In terms of industry applications, humanoid robots are being deployed in sectors like healthcare, where standardization can enhance precision and safety. For example, in surgical applications, humanoid robots must adhere to strict accuracy standards. A common performance metric is the positioning error \( \epsilon \), defined as: $$ \epsilon = \| \mathbf{p}_{\text{actual}} – \mathbf{p}_{\text{desired}} \| $$ where \( \mathbf{p}_{\text{actual}} \) and \( \mathbf{p}_{\text{desired}} \) are the actual and desired positions, respectively. By setting maximum allowable errors in standards, we can ensure that humanoid robots meet clinical requirements. Similarly, in manufacturing, standards for humanoid robots can include throughput formulas, such as: $$ T = \frac{N}{t} $$ where \( T \) is throughput, \( N \) is the number of tasks completed, and \( t \) is time. This facilitates the optimization of humanoid robots in assembly lines.
Ethical considerations for humanoid robots also warrant standardized approaches. As AI-driven humanoid robots make autonomous decisions, frameworks for accountability and transparency are needed.

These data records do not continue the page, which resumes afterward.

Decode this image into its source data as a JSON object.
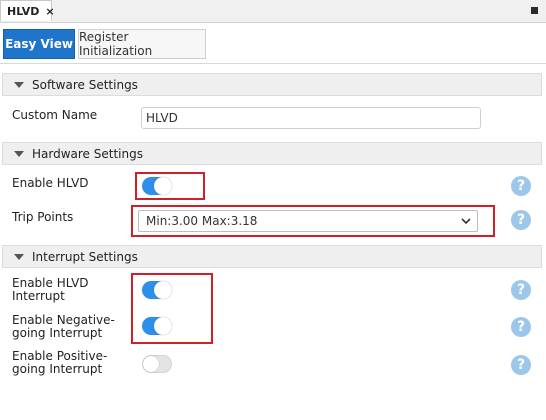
{
  "doc_tab": {
    "title": "HLVD",
    "close_glyph": "×"
  },
  "view_tabs": [
    {
      "label": "Easy View",
      "active": true
    },
    {
      "label": "Register Initialization",
      "active": false
    }
  ],
  "sections": {
    "software": {
      "title": "Software Settings"
    },
    "hardware": {
      "title": "Hardware Settings"
    },
    "interrupt": {
      "title": "Interrupt Settings"
    }
  },
  "fields": {
    "custom_name": {
      "label": "Custom Name",
      "value": "HLVD"
    },
    "enable_hlvd": {
      "label": "Enable HLVD",
      "enabled": true
    },
    "trip_points": {
      "label": "Trip Points",
      "selected": "Min:3.00 Max:3.18"
    },
    "enable_hlvd_interrupt": {
      "label_line1": "Enable HLVD",
      "label_line2": "Interrupt",
      "enabled": true
    },
    "enable_negative_interrupt": {
      "label_line1": "Enable Negative-",
      "label_line2": "going Interrupt",
      "enabled": true
    },
    "enable_positive_interrupt": {
      "label_line1": "Enable Positive-",
      "label_line2": "going Interrupt",
      "enabled": false
    }
  },
  "help_glyph": "?",
  "colors": {
    "accent": "#1f75c9",
    "toggle_on": "#2e8fea",
    "highlight": "#d11f2a",
    "help": "#9cc6ea"
  }
}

One approach is to use utility functions in decision-making algorithms: $$ U = \sum w_i \cdot u_i $$ where \( U \) is total utility, \( w_i \) are weights, and \( u_i \) are individual utilities. Standards can define acceptable ranges for these parameters to align with ethical guidelines. This ensures that humanoid robots operate in a manner consistent with human values, promoting trust and adoption.
Looking ahead, the standardization of humanoid robots will continue to evolve with emerging technologies like quantum computing and advanced materials. I anticipate that future standards will incorporate models for energy harvesting and sustainability, such as: $$ E_{\text{harvested}} = \eta_{\text{system}} \cdot A \cdot I $$ where \( E_{\text{harvested}} \) is energy harvested, \( \eta_{\text{system}} \) is system efficiency, \( A \) is area, and \( I \) is incident energy flux. This aligns with the growing emphasis on green technologies for humanoid robots. By proactively developing such standards, we can ensure that humanoid robots contribute to a sustainable future while maintaining high performance.

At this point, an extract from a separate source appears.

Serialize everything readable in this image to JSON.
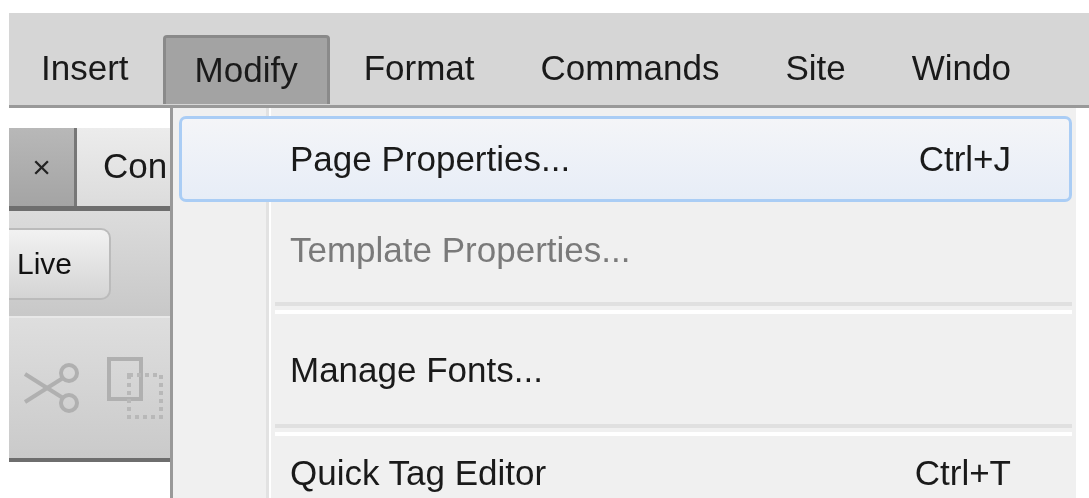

In summary, the journey toward comprehensive standardization for humanoid robots is essential for harnessing their full potential. My proposed framework, with its emphasis on key technologies and dynamic updates, provides a solid foundation. Through collaborative efforts and continuous innovation, we can overcome current challenges and pave the way for humanoid robots to become integral parts of our daily lives. The repeated focus on humanoid robots in this discussion underscores their significance, and I am confident that with robust standards, humanoid robots will drive unprecedented advancements across the globe.